Friday, March 5, 2021

To All the Books I’ve Loved Before

I’ve been thinking a lot about the end recently.

The end of the semester, to clarify. I bring this up because it will also be the end of my graduate career (assuming I pass my portfolio defense – more on that later!). As I reflect on what it means to be awarded an M.A. degree, I ponder if my relationship with literature has changed. Do I put literature on a higher pedestal now? Have my “immature” interests matured? Has studying children’s and young adult literature led me to love it more or hate the flaws I’ve come to notice?

Which brings me to this blog post. Its title is a reference to the movie, To All the Boys I’ve Loved Before, whose teen romance genre reminds me of what drew me to the very first book I wrote a blog post about: I Love You So Mochi by Sarah Kuhn. I realized only in hindsight that what makes this novel one of my favorites is that despite all of the books I’ve read throughout the years that featured romance in any way, it was the first in which I actually found the love interest attractive. In fact, it was the first I had read in which there was an Asian male love interest.

There exist many novels in which young Asian American girls fall in love, but predictably, their love interests are often white (or unidentified, and therefore white by default in the popular imagination). The movie alluded to in this blog post’s title is one example, alongside Starfish by Akemi Dawn Bowman, Butterfly Yellow by Thanhha Lai, Fake it Till You Break It by Jenn. P Nguyen, I Believe in a Thing Called Love by Maurene Goo, and many others. It is much more likely to see an Asian American teenage girl fall in love with a white character than another Asian American or someone of another ethnicity, which perpetuates the stereotype of the submissive Oriental. What about the Asian American boys?

One reason that Asian American young men are not depicted as love interests might be the Asian American literary trope that Asian men are frequently depicted as effeminate or having the characteristics of a woman. Reclaiming Asian masculinity from this disparaging association that erases their distinctiveness is vital, and there is some progress within Asian American young adult literature. Young Asian American men are occasionally depicted as attractive, such as in I’ll Be the One by Lyla Lee wherein the love interest is a famous model. Novels such as this and I Love You So Mochi disrupt the notion that only white boys are of interest and instead provide much-needed representation.

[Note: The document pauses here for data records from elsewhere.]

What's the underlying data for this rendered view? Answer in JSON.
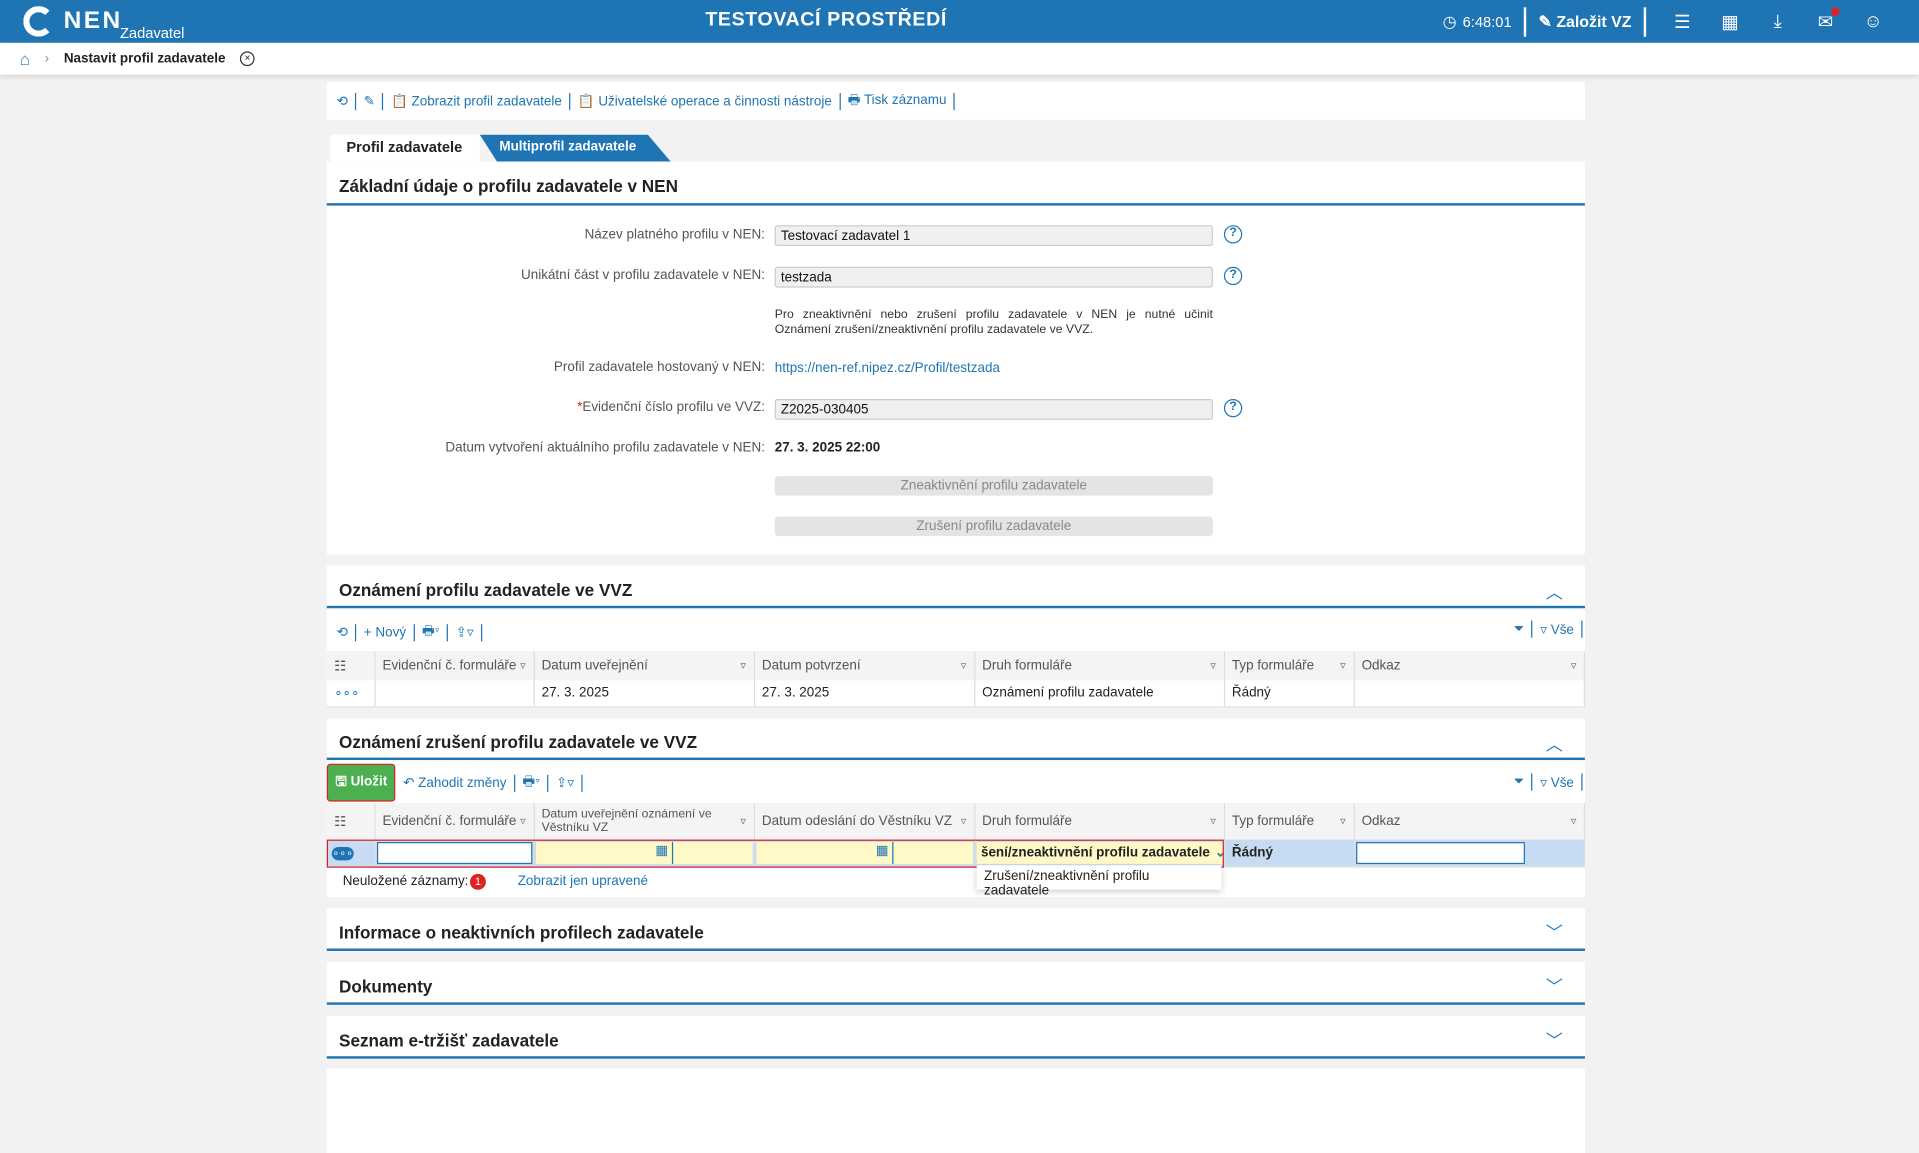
{
  "header": {
    "logo": "NEN",
    "logo_sub": "Zadavatel",
    "env_title": "TESTOVACÍ PROSTŘEDÍ",
    "time": "6:48:01",
    "create_label": "Založit VZ"
  },
  "breadcrumb": {
    "current": "Nastavit profil zadavatele"
  },
  "toolbar": {
    "show_profile": "Zobrazit profil zadavatele",
    "user_ops": "Uživatelské operace a činnosti nástroje",
    "print": "Tisk záznamu"
  },
  "tabs": [
    {
      "label": "Profil zadavatele"
    },
    {
      "label": "Multiprofil zadavatele"
    }
  ],
  "basic": {
    "title": "Základní údaje o profilu zadavatele v NEN",
    "name_label": "Název platného profilu v NEN:",
    "name_value": "Testovací zadavatel 1",
    "unique_label": "Unikátní část v profilu zadavatele v NEN:",
    "unique_value": "testzada",
    "note": "Pro zneaktivnění nebo zrušení profilu zadavatele v NEN je nutné učinit Oznámení zrušení/zneaktivnění profilu zadavatele ve VVZ.",
    "hosted_label": "Profil zadavatele hostovaný v NEN:",
    "hosted_url": "https://nen-ref.nipez.cz/Profil/testzada",
    "evid_label": "Evidenční číslo profilu ve VVZ:",
    "evid_value": "Z2025-030405",
    "date_label": "Datum vytvoření aktuálního profilu zadavatele v NEN:",
    "date_value": "27. 3. 2025 22:00",
    "deactivate_btn": "Zneaktivnění profilu zadavatele",
    "cancel_btn": "Zrušení profilu zadavatele"
  },
  "notice": {
    "title": "Oznámení profilu zadavatele ve VVZ",
    "new_label": "Nový",
    "all_label": "Vše",
    "columns": [
      "Evidenční č. formuláře",
      "Datum uveřejnění",
      "Datum potvrzení",
      "Druh formuláře",
      "Typ formuláře",
      "Odkaz"
    ],
    "rows": [
      [
        "",
        "27. 3. 2025",
        "27. 3. 2025",
        "Oznámení profilu zadavatele",
        "Řádný",
        ""
      ]
    ]
  },
  "cancel_notice": {
    "title": "Oznámení zrušení profilu zadavatele ve VVZ",
    "save_label": "Uložit",
    "discard_label": "Zahodit změny",
    "all_label": "Vše",
    "columns": [
      "Evidenční č. formuláře",
      "Datum uveřejnění oznámení ve Věstníku VZ",
      "Datum odeslání do Věstníku VZ",
      "Druh formuláře",
      "Typ formuláře",
      "Odkaz"
    ],
    "row": {
      "druh": "šení/zneaktivnění profilu zadavatele",
      "typ": "Řádný"
    },
    "dropdown_option": "Zrušení/zneaktivnění profilu zadavatele",
    "unsaved_label": "Neuložené záznamy:",
    "unsaved_count": "1",
    "show_modified": "Zobrazit jen upravené"
  },
  "sections": [
    {
      "title": "Informace o neaktivních profilech zadavatele"
    },
    {
      "title": "Dokumenty"
    },
    {
      "title": "Seznam e-tržišť zadavatele"
    }
  ]
}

Yet we run into another problem when Asian American teens fall in love with one another and date in YA literature. A surprising pattern emerges: the relationships very often hinge on secrecy, lies, and/or defying parental expectations. Rent a Boyfriend by Gloria Chao and Frankly in Love by David Yoon are several examples in which relationships are faked for parental approval. Somewhere Only We Know by Maurene Goo chronicles a relationship that develops over a day of lies about professional work, and Romeo and Juliet gets a contemporary, Vietnamese American spin in Loan Le’s A Phở Love Story. When Dimple Met Rishi by Sandhya Menon and A Taste for Love by Jennifer Yen feature parents who select dating partners for their children. Just a cursory glance at texts that feature young Asian American protagonists shows that romance is nearly always entangled with deception and parental involvement.

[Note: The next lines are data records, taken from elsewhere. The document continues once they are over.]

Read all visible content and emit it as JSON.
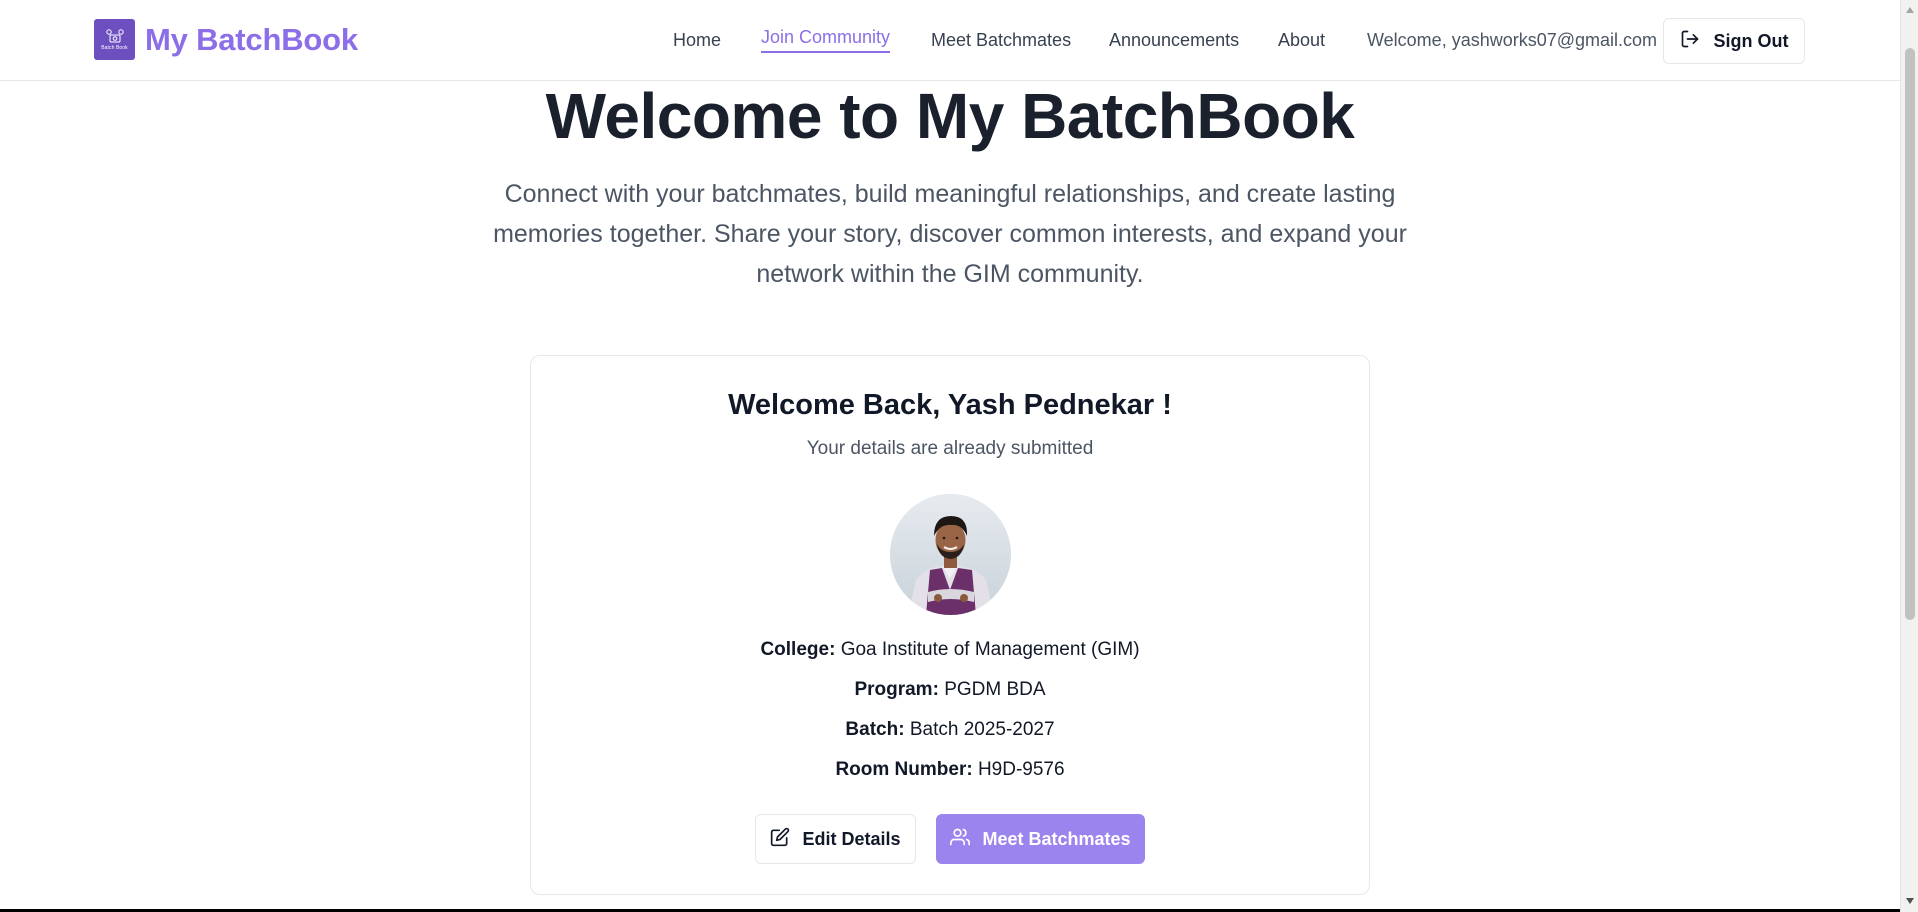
{
  "brand": {
    "name": "My BatchBook",
    "logo_caption": "Batch Book"
  },
  "nav": {
    "home": "Home",
    "join_community": "Join Community",
    "meet_batchmates": "Meet Batchmates",
    "announcements": "Announcements",
    "about": "About",
    "active": "join_community",
    "welcome_user": "Welcome, yashworks07@gmail.com",
    "sign_out": "Sign Out"
  },
  "hero": {
    "title": "Welcome to My BatchBook",
    "subtitle_line1": "Connect with your batchmates, build meaningful relationships, and create lasting",
    "subtitle_line2": "memories together. Share your story, discover common interests, and expand your",
    "subtitle_line3": "network within the GIM community."
  },
  "profile_card": {
    "title": "Welcome Back, Yash Pednekar !",
    "subtitle": "Your details are already submitted",
    "details": {
      "college_label": "College:",
      "college_value": "Goa Institute of Management (GIM)",
      "program_label": "Program:",
      "program_value": "PGDM BDA",
      "batch_label": "Batch:",
      "batch_value": "Batch 2025-2027",
      "room_label": "Room Number:",
      "room_value": "H9D-9576"
    },
    "edit_button": "Edit Details",
    "meet_button": "Meet Batchmates"
  },
  "colors": {
    "accent": "#8b6ee8",
    "primary_button": "#9c84ee",
    "logo_bg": "#6d4fc0",
    "heading": "#1a202c",
    "muted_text": "#4b5563"
  },
  "icons": {
    "logo": "batchbook-logo-icon",
    "sign_out": "sign-out-icon",
    "edit": "edit-icon",
    "meet": "users-icon"
  }
}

Despite this, these novels are engaging. Their protagonists grapple with parental expectations out of love for these family members, and the casual depiction of cultural markers is comforting. Rather than repackage tropes, these novels integrate Asian American experience with the familiarity of teenage romance. New characterizations fit in smoothly with canonical ones: respectfully reserved, shy young men, abrasively opinionated, good-hearted young women, physically attractive boys, and intellectually impressive girls claim their spaces in the pages. This genre will continue to expand, and with it, the conceptualization of what it looks like to be Asian American and in love will continue to grow. Asian American YA romance has much potential to delineate the “heterogeneity, hybridity, and multiplicity” of Asian American culture advocated for by Lisa Lowe (66). 

Having explored the genre of Asian American young adult romance that was so special to me before this M.A. program because of how rarely I encountered it, I return to my question: do I love it more or do I hate the flaws I’ve come to see? My answer is that I still love it. Though I was initially dismissive of the importance of representation as I entered graduate studies, choosing Asian American children’s literature as my specialization has led to representation becoming more meaningful to me than before I had embarked on this exploratory journey. I’ve read and appreciated Asian American YA literature in the past, but this graduate assistantship has allowed me to validate it to myself and spotlight it for others to appreciate. What I’ve learned throughout my time as a blogger of children’s literature academia is that it is worth it to critically examine what captivates us. We’ll emerge with a more robust, complex understanding of all the books we’ve loved before.

-       (A.N.)

*Special thanks to Magical Reads Blog, which has a lengthy list of YA romances with Asian Characters. Definitely worth taking a look at!

https://magicalreads7.wordpress.com/2020/05/14/list-ya-romances-with-asian-characters/

 

Scholarly Works Referenced

Lowe, Lisa. Immigrant Acts: On Asian American Cultural Politics. Duke University Press, 1996.